Trees
BST Search
Search a binary search tree for one present and one absent value.
Algorithm
The canonical tree is 4(2(1,3),6(5,7)), so this Python DSA
implementation can be compared directly with the rest of the DSA track.
Basic Implementation
basic.py
class Node:
def __init__(self, value, left=None, right=None):
self.value = value
self.left = left
self.right = right
def render(node):
if node is None:
return "_"
if node.left is None and node.right is None:
return str(node.value)
return f"{node.value}({render(node.left)},{render(node.right)})"
def sample_tree():
n1 = Node(1)
n3 = Node(3)
n2 = Node(2, n1, n3)
n5 = Node(5)
n7 = Node(7)
n6 = Node(6, n5, n7)
return Node(4, n2, n6)
root = sample_tree()
def search(root, target):
node = root
while node is not None:
if target == node.value:
return True
node = node.left if target < node.value else node.right
return False
print("5 found" if search(root, 5) else "5 not found")

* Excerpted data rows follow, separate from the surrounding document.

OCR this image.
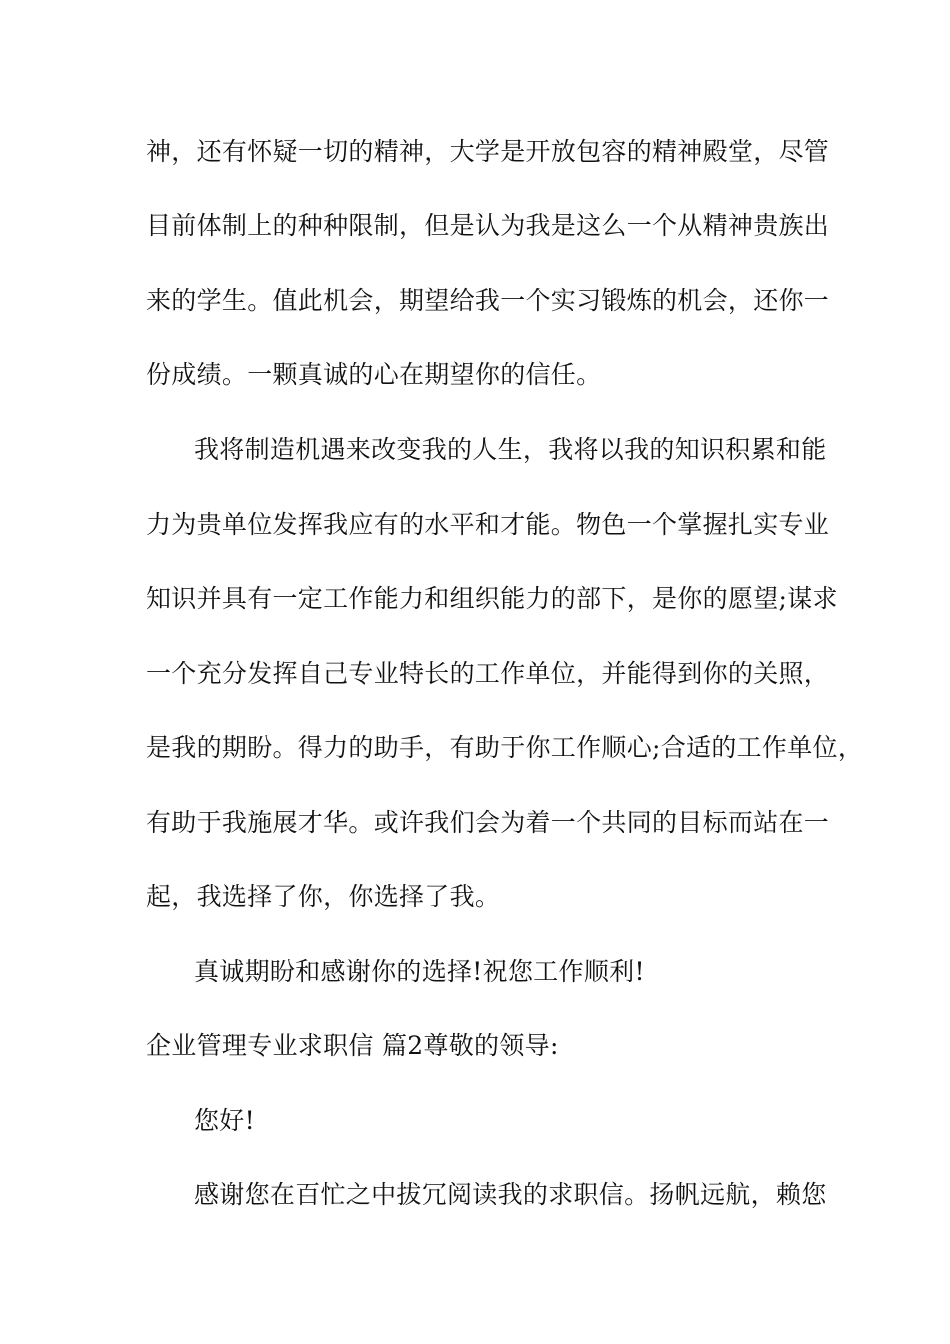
神，还有怀疑一切的精神，大学是开放包容的精神殿堂，尽管
目前体制上的种种限制，但是认为我是这么一个从精神贵族出
来的学生。值此机会，期望给我一个实习锻炼的机会，还你一
份成绩。一颗真诚的心在期望你的信任。
我将制造机遇来改变我的人生，我将以我的知识积累和能
力为贵单位发挥我应有的水平和才能。物色一个掌握扎实专业
知识并具有一定工作能力和组织能力的部下，是你的愿望;谋求
一个充分发挥自己专业特长的工作单位，并能得到你的关照，
是我的期盼。得力的助手，有助于你工作顺心;合适的工作单位，
有助于我施展才华。或许我们会为着一个共同的目标而站在一
起，我选择了你，你选择了我。
真诚期盼和感谢你的选择!祝您工作顺利!
企业管理专业求职信 篇2尊敬的领导:
您好!
感谢您在百忙之中拔冗阅读我的求职信。扬帆远航，赖您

print("8 found" if search(root, 8) else "8 not found")
Complexity
- Time: O(h) per search
- Space: O(1) iterative
Implementation notes
- Render tree structure explicitly instead of printing node objects.
- The replay highlights the node, traversal state, queue, path, or search cursor that changes at each step.
search path
A comparison chooses one subtree at each step, so whole branches are skipped.